City of Kent faces ‘bleak’ financial future

The city of Kent could be losing millions of dollars in state-shared revenue over the next few years.

The city of Kent faces “a bleak picture” financially over the next few years with the potential loss of millions of dollars of state-shared revenue as well as expenditures growing faster than revenues.

“It’s absolutely a bleak picture,” Finance Director Aaron BeMiller said at a City Council workshop Tuesday night. “The information is jaw dropping. The presentation is not to scare but to inform. But we need to incorporate a larger conversation with what we are seeing on our financial trending.”

Starting in 2020, Kent will lose about $4.7 million it receives each year from the state through an annexation sales tax credit after 24,000 residents in the Panther Lake area were annexed by the city in 2010. As part of the 10-year agreement, the city certifies an amount each year to receive from the state of the difference between expenses in the annexation area and anticipated revenues from property taxes, sales taxes and other sources.

Kent also is expected at some point, possibly in 2021 or sooner, to lose about $5 million per year it gets from the state (streamlined sales tax mitigation) to help compensate for revenue lost when legislators changed the state in 2008 from an origin-based system for local retail sales tax to a destination-based system.

Kent, with its large warehouse district, has many businesses that ship or deliver goods to other areas of the state.

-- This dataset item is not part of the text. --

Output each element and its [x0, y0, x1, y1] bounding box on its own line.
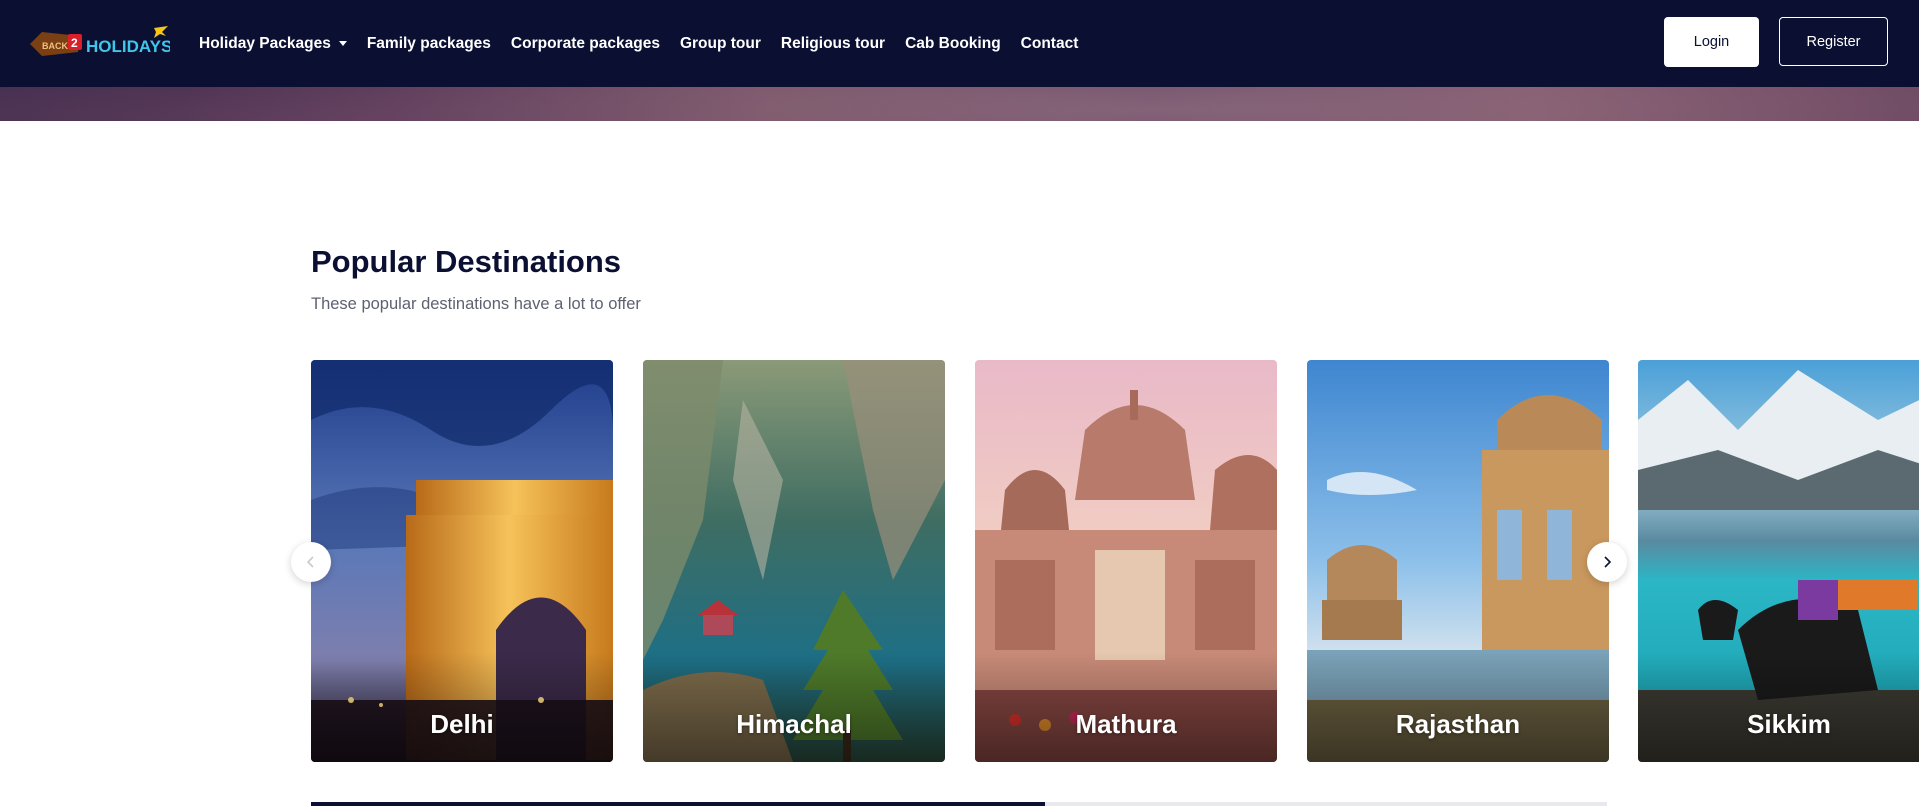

The sales tax is collected where the buyer purchases merchandise rather than where the product was shipped from.

With the state’s budget challenges, legislators aren’t expected to extend any annexation sales tax credit and eventually could take away the streamlined sales tax mitigation.

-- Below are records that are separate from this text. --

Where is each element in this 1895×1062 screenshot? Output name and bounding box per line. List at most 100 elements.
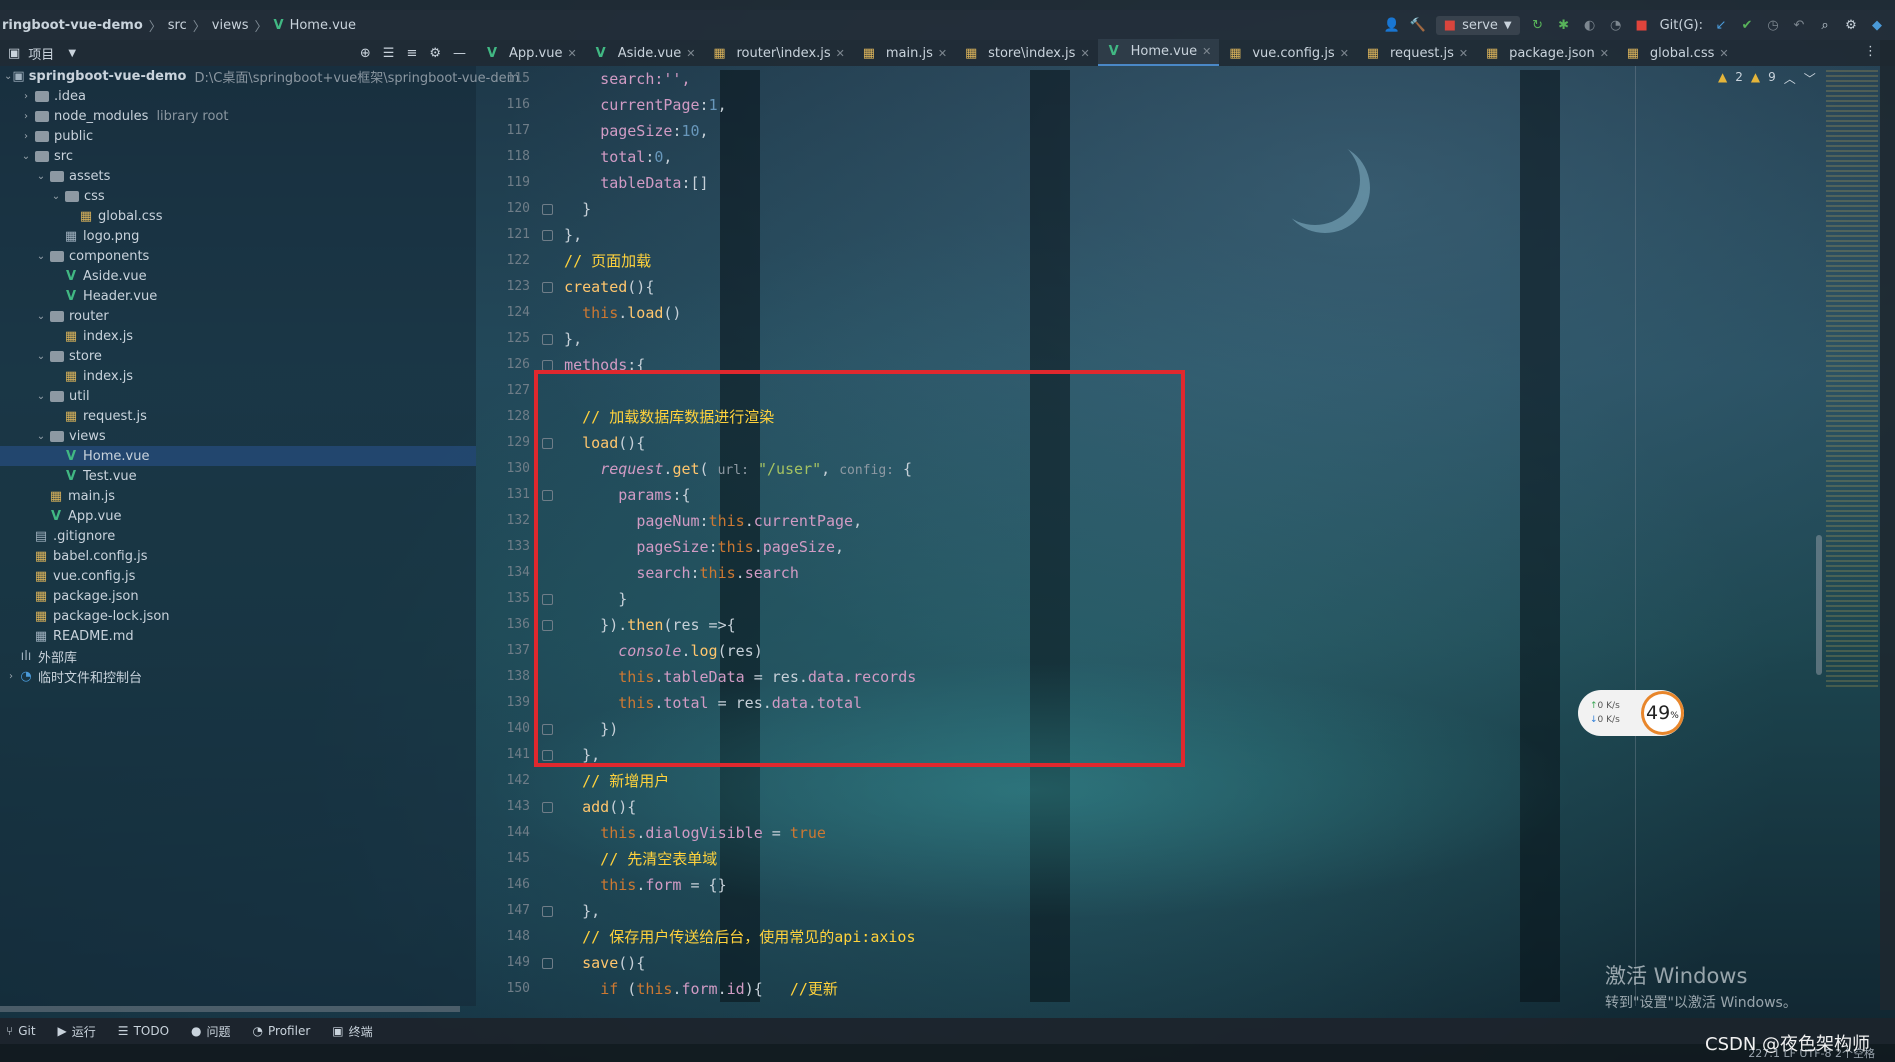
tree-item[interactable]: ▦ global.css xyxy=(0,206,476,226)
tree-item[interactable]: ▦ request.js xyxy=(0,406,476,426)
tree-item[interactable]: ▦ README.md xyxy=(0,626,476,646)
close-icon[interactable]: ✕ xyxy=(938,47,947,60)
tree-item[interactable]: ⌄ ▣ springboot-vue-demo D:\C桌面\springboot+v… xyxy=(0,66,519,86)
chevron-right-icon[interactable]: › xyxy=(19,91,33,102)
close-icon[interactable]: ✕ xyxy=(1080,47,1089,60)
plugin-icon[interactable]: ◆ xyxy=(1869,17,1885,33)
tree-item[interactable]: ▦ vue.config.js xyxy=(0,566,476,586)
editor-tab[interactable]: ▦ router\index.js ✕ xyxy=(704,41,853,66)
tree-item[interactable]: V Header.vue xyxy=(0,286,476,306)
editor-tab[interactable]: V Aside.vue ✕ xyxy=(585,41,704,66)
editor-tab[interactable]: ▦ global.css ✕ xyxy=(1617,41,1737,66)
horizontal-scrollbar[interactable] xyxy=(0,1006,460,1012)
tree-item[interactable]: ▦ babel.config.js xyxy=(0,546,476,566)
chevron-down-icon[interactable]: ⌄ xyxy=(49,191,63,202)
network-speed-widget[interactable]: ↑0 K/s ↓0 K/s 49% xyxy=(1578,690,1684,736)
profile-icon[interactable]: ◔ xyxy=(1608,17,1624,33)
editor-tab[interactable]: ▦ request.js ✕ xyxy=(1357,41,1476,66)
gear-icon[interactable]: ⚙ xyxy=(429,46,441,61)
chevron-down-icon[interactable]: ⌄ xyxy=(34,391,48,402)
breadcrumb-file[interactable]: Home.vue xyxy=(290,18,356,33)
editor-tab[interactable]: V Home.vue ✕ xyxy=(1097,39,1220,66)
chevron-down-icon[interactable]: ⌄ xyxy=(34,351,48,362)
chevron-down-icon[interactable]: ▼ xyxy=(68,48,76,59)
editor-tab[interactable]: ▦ vue.config.js ✕ xyxy=(1219,41,1357,66)
history-icon[interactable]: ◷ xyxy=(1765,17,1781,33)
git-update-icon[interactable]: ↙ xyxy=(1713,17,1729,33)
tree-item[interactable]: › node_modules library root xyxy=(0,106,476,126)
tool-window-button[interactable]: ▶ 运行 xyxy=(58,1023,96,1040)
editor-tab[interactable]: V App.vue ✕ xyxy=(476,41,585,66)
tool-window-button[interactable]: ☰ TODO xyxy=(118,1024,169,1038)
tree-item[interactable]: ⌄ components xyxy=(0,246,476,266)
breadcrumb-src[interactable]: src xyxy=(168,18,187,33)
tree-item[interactable]: ⌄ views xyxy=(0,426,476,446)
editor-tab[interactable]: ▦ store\index.js ✕ xyxy=(955,41,1098,66)
tree-item[interactable]: › .idea xyxy=(0,86,476,106)
vertical-scrollbar[interactable] xyxy=(1816,535,1822,675)
close-icon[interactable]: ✕ xyxy=(836,47,845,60)
locate-icon[interactable]: ⊕ xyxy=(360,46,371,61)
chevron-right-icon[interactable]: › xyxy=(19,111,33,122)
git-commit-icon[interactable]: ✔ xyxy=(1739,17,1755,33)
tree-item[interactable]: V Aside.vue xyxy=(0,266,476,286)
tool-window-button[interactable]: ▣ 终端 xyxy=(332,1023,372,1040)
editor-tab[interactable]: ▦ main.js ✕ xyxy=(853,41,955,66)
tree-item[interactable]: ⌄ src xyxy=(0,146,476,166)
editor-tab[interactable]: ▦ package.json ✕ xyxy=(1476,41,1617,66)
breadcrumb-project[interactable]: ringboot-vue-demo xyxy=(2,18,143,33)
minimize-icon[interactable]: — xyxy=(453,46,466,61)
chevron-right-icon[interactable]: › xyxy=(19,131,33,142)
close-icon[interactable]: ✕ xyxy=(567,47,576,60)
tree-item[interactable]: › public xyxy=(0,126,476,146)
close-icon[interactable]: ✕ xyxy=(1202,45,1211,58)
chevron-down-icon[interactable]: ⌄ xyxy=(34,431,48,442)
tree-item[interactable]: ▦ index.js xyxy=(0,326,476,346)
search-icon[interactable]: ⌕ xyxy=(1817,17,1833,33)
chevron-up-icon[interactable]: ︿ xyxy=(1784,70,1796,87)
tree-item[interactable]: V Home.vue xyxy=(0,446,476,466)
tree-item[interactable]: V App.vue xyxy=(0,506,476,526)
tree-item[interactable]: ⌄ css xyxy=(0,186,476,206)
close-icon[interactable]: ✕ xyxy=(1600,47,1609,60)
close-icon[interactable]: ✕ xyxy=(1340,47,1349,60)
project-panel-title[interactable]: 项目 xyxy=(28,44,54,63)
tool-window-button[interactable]: ⑂ Git xyxy=(6,1024,36,1038)
user-icon[interactable]: 👤 xyxy=(1384,17,1400,33)
tool-window-button[interactable]: ● 问题 xyxy=(191,1023,231,1040)
gear-icon[interactable]: ⚙ xyxy=(1843,17,1859,33)
tree-item[interactable]: ▦ main.js xyxy=(0,486,476,506)
chevron-down-icon[interactable]: ⌄ xyxy=(19,151,33,162)
chevron-down-icon[interactable]: ﹀ xyxy=(1804,70,1816,87)
tree-item[interactable]: › ◔ 临时文件和控制台 xyxy=(0,666,476,686)
inspection-widget[interactable]: ▲ 2 ▲ 9 ︿ ﹀ xyxy=(1718,70,1816,87)
chevron-down-icon[interactable]: ⌄ xyxy=(34,311,48,322)
chevron-down-icon[interactable]: ⌄ xyxy=(34,171,48,182)
stop-icon[interactable]: ■ xyxy=(1634,17,1650,33)
breadcrumb-views[interactable]: views xyxy=(212,18,249,33)
code-minimap[interactable] xyxy=(1826,70,1878,690)
tree-item[interactable]: ▤ .gitignore xyxy=(0,526,476,546)
rollback-icon[interactable]: ↶ xyxy=(1791,17,1807,33)
tree-item[interactable]: ▦ package-lock.json xyxy=(0,606,476,626)
debug-icon[interactable]: ✱ xyxy=(1556,17,1572,33)
close-icon[interactable]: ✕ xyxy=(686,47,695,60)
coverage-icon[interactable]: ◐ xyxy=(1582,17,1598,33)
rerun-icon[interactable]: ↻ xyxy=(1530,17,1546,33)
tree-item[interactable]: ▦ index.js xyxy=(0,366,476,386)
tree-item[interactable]: ⌄ assets xyxy=(0,166,476,186)
close-icon[interactable]: ✕ xyxy=(1459,47,1468,60)
build-hammer-icon[interactable]: 🔨 xyxy=(1410,17,1426,33)
chevron-down-icon[interactable]: ⌄ xyxy=(4,71,12,82)
tree-item[interactable]: ▦ logo.png xyxy=(0,226,476,246)
chevron-down-icon[interactable]: ⌄ xyxy=(34,251,48,262)
expand-all-icon[interactable]: ☰ xyxy=(383,46,395,61)
tool-window-button[interactable]: ◔ Profiler xyxy=(253,1024,311,1038)
chevron-right-icon[interactable]: › xyxy=(4,671,18,682)
tree-item[interactable]: ılı 外部库 xyxy=(0,646,476,666)
tree-item[interactable]: ⌄ store xyxy=(0,346,476,366)
more-icon[interactable]: ⋮ xyxy=(1864,44,1877,59)
tree-item[interactable]: V Test.vue xyxy=(0,466,476,486)
tree-item[interactable]: ⌄ router xyxy=(0,306,476,326)
close-icon[interactable]: ✕ xyxy=(1719,47,1728,60)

City leaders refer to the losses of state-shared revenue as Kent’s “fiscal cliff.”

“The fiscal cliff is the known reduction or elimination of revenue sources,” BeMiller said. “The sales tax annexation goes away in June 2020 with the full impact in 2021.”

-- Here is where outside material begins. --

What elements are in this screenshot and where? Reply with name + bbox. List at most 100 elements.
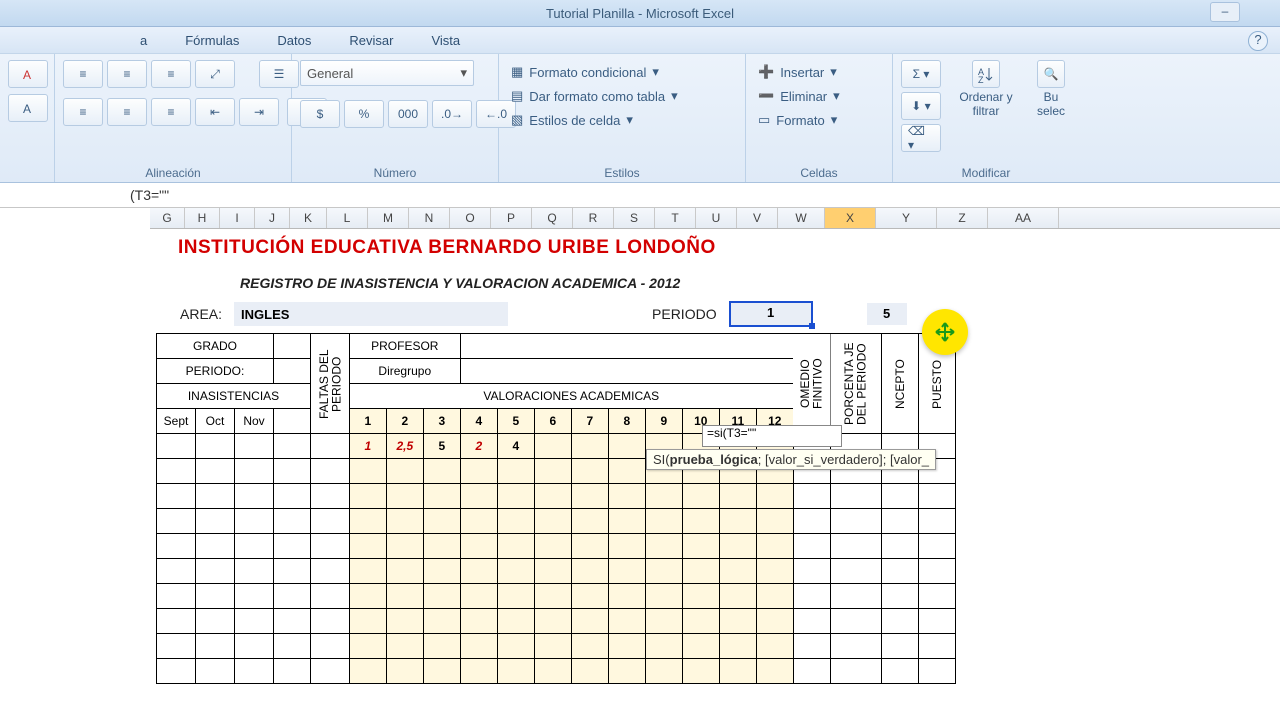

Other potential losses from state cutbacks could start this year, including $560,000 the state helps pay toward the Law Enforcement Officers’ and Fire Fighters’ Retirement System (LEOFF); and $225,000 to help pay the fire insurance premium tax that helps cover LEOFF medical costs for firefighters.

Councilman Dennis Higgins summarized the budget and fiscal cliff workshop during the regular council meeting.

“If it comes to pass, as some of it certainly will, the council is going to have to plan for that and prepare for that by right-sizing its budget, looking at revenue options and staffing,” Higgins said. “This is a reality we know is coming and when we get into this fall (and budget preparation), the discussion we had will help us begin to take some steps to prepare for that.”

BeMiller also said the council needs to better address expenses and revenues.

“We often find ourselves budgeting revenues to meet the expenditure level that we want to have rather than budgeting expenditures to meet the revenue we have,” BeMiller said. “We have filled that gap multiple ways, but we haven’t gone far enough in having a structurally balanced budget.”

As far as how to resolve the loss of state-shared revenues, BeMiller listed several alternatives, including:

• Using $6 million in banked property tax capacity, which would increase city property taxes for a $300,000 home to $587 per year from $468, an increase of $119 per year.

• Vehicle tab fees, a charge on city residents that would be in addition to fees already paid by residents to the state and Sound Transit.

• A business and occupation tax rate increase, the city started a B&O tax rate in 2013 to help pay for street repairs. An increase would most likely help cover other costs.

• Voter-approved taxes, some type of levy to help pay for city services.

• Reduce expenses, possible staff cuts.

Councilman Les Thomas doubts residents want any tax increases.

“I don’t believe that our citizens want to be taxed anymore than they are presently,” Thomas said. “We have to begin cutting and figure out more revenue.”

Thomas suggested allowing recreational marijuana businesses, even though he has opposed those in the past. He also mentioned casinos as potential revenue sources. The city bans both businesses under its current code.

“We need to look at the whole picture, the whole city,” Higgins said. “What’s good for the business community and what’s good for the residents. We are going to have to look at every option on the table. We can’t have any sacred cows in that discussion.”

City finance staff will return at a July 5 council workshop to further discuss the budget and fiscal cliff.